PyTorch Dataset and DataLoader
  • Framework-agnostic: Datasets is framework-agnostic and portable between different distributed training frameworks, while Torch datasets are specific to Torch.

  • No built-in IO layer: Torch datasets do not have an I/O layer for common file formats or in-memory exchange with other frameworks; users need to bring in other libraries and roll this integration themselves.

  • Generic distributed data processing: Datasets is more general: it can handle generic distributed operations, including global per-epoch shuffling, which would otherwise have to be implemented by stitching together two separate systems. Torch datasets would require such stitching for anything more involved than batch-based preprocessing, and does not natively support shuffling across worker shards. See our blog post on why this shared infrastructure is important for 3rd generation ML architectures.

  • Lower overhead: Datasets is lower overhead: it supports zero-copy exchange between processes, in contrast to the multi-processing-based pipelines of Torch datasets.

TensorFlow Dataset
  • Framework-agnostic: Datasets is framework-agnostic and portable between different distributed training frameworks, while TensorFlow datasets is specific to TensorFlow.

  • Unified single-node and distributed: Datasets unifies single and multi-node training under the same abstraction. TensorFlow datasets presents separate concepts for distributed data loading and prevents code from being seamlessly scaled to larger clusters.

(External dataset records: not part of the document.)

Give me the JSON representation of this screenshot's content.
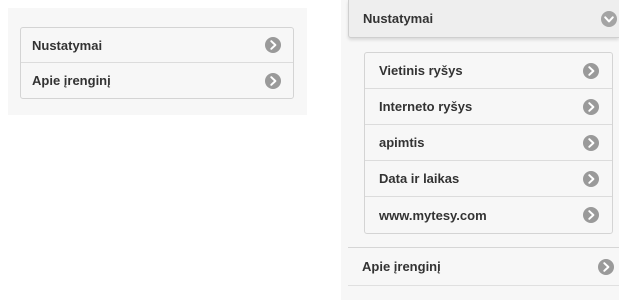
{
  "left_menu": {
    "items": [
      {
        "label": "Nustatymai",
        "icon": "chevron-right-icon"
      },
      {
        "label": "Apie įrenginį",
        "icon": "chevron-right-icon"
      }
    ]
  },
  "right_menu": {
    "header": {
      "label": "Nustatymai",
      "icon": "chevron-down-icon",
      "expanded": true
    },
    "subitems": [
      {
        "label": "Vietinis ryšys",
        "icon": "chevron-right-icon"
      },
      {
        "label": "Interneto ryšys",
        "icon": "chevron-right-icon"
      },
      {
        "label": "apimtis",
        "icon": "chevron-right-icon"
      },
      {
        "label": "Data ir laikas",
        "icon": "chevron-right-icon"
      },
      {
        "label": "www.mytesy.com",
        "icon": "chevron-right-icon"
      }
    ],
    "bottom_item": {
      "label": "Apie įrenginį",
      "icon": "chevron-right-icon"
    }
  },
  "colors": {
    "text": "#333333",
    "icon_bg": "#9a9a9a",
    "panel_bg": "#f7f7f7",
    "header_bg": "#eeeeee",
    "border": "#d4d4d4"
  }
}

  • Generic distributed data processing: Datasets is more general: it can handle generic distributed operations, including global per-epoch shuffling, which would otherwise have to be implemented by stitching together two separate systems. TensorFlow datasets would require such stitching for anything more involved than basic preprocessing, and does not natively support full-shuffling across worker shards; only file interleaving is supported. See our blog post on why this shared infrastructure is important for 3rd generation ML architectures.

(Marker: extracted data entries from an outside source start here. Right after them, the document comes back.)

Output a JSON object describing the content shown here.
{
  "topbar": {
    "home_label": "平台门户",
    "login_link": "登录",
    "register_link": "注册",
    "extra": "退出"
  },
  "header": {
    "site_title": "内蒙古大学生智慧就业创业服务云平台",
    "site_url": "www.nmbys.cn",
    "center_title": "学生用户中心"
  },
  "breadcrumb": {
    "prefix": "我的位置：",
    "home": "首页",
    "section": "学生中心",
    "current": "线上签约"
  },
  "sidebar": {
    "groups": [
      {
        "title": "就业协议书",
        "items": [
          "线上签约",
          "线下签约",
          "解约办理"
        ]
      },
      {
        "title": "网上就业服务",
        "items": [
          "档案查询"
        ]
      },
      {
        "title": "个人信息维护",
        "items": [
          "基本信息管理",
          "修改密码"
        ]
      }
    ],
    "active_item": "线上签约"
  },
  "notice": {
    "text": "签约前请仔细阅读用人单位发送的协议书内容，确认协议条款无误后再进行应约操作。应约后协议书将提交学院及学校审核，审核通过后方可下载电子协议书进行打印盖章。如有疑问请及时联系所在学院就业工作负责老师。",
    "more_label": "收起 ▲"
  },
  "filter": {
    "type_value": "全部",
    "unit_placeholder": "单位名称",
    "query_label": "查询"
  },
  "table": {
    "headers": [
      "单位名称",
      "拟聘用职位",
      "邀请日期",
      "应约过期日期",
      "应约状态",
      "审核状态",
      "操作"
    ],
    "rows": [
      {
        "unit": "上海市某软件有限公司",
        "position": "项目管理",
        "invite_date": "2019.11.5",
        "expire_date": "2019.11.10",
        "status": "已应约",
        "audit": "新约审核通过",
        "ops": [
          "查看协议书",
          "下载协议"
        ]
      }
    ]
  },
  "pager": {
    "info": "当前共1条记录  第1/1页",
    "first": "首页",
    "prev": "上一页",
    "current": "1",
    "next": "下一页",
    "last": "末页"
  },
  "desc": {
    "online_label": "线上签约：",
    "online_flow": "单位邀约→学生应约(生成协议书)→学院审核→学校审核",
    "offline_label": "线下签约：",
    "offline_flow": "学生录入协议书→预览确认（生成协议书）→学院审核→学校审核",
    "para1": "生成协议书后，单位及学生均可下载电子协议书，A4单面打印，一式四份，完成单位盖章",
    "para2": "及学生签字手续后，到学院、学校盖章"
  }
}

  • Lower overhead: Datasets is lower overhead: it supports zero-copy exchange between processes, in contrast to the multi-processing-based pipelines of TensorFlow datasets.

Petastorm
  • Supported data types: Petastorm only supports Parquet data, while Ray Data supports many file formats.

  • Lower overhead: Datasets is lower overhead: it supports zero-copy exchange between processes, in contrast to the multi-processing-based pipelines used by Petastorm.

  • No data processing: Petastorm does not expose any data processing APIs.

NVTabular
  • Supported data types: NVTabular only supports tabular (Parquet, CSV, Avro) data, while Ray Data supports many other file formats.

  • Lower overhead: Datasets is lower overhead: it supports zero-copy exchange between processes, in contrast to the multi-processing-based pipelines used by Petastorm.

  • Heterogeneous compute: NVTabular doesn’t support mixing heterogeneous resources in dataset transforms (e.g. both CPU and GPU transformations), while Ray Data supports this.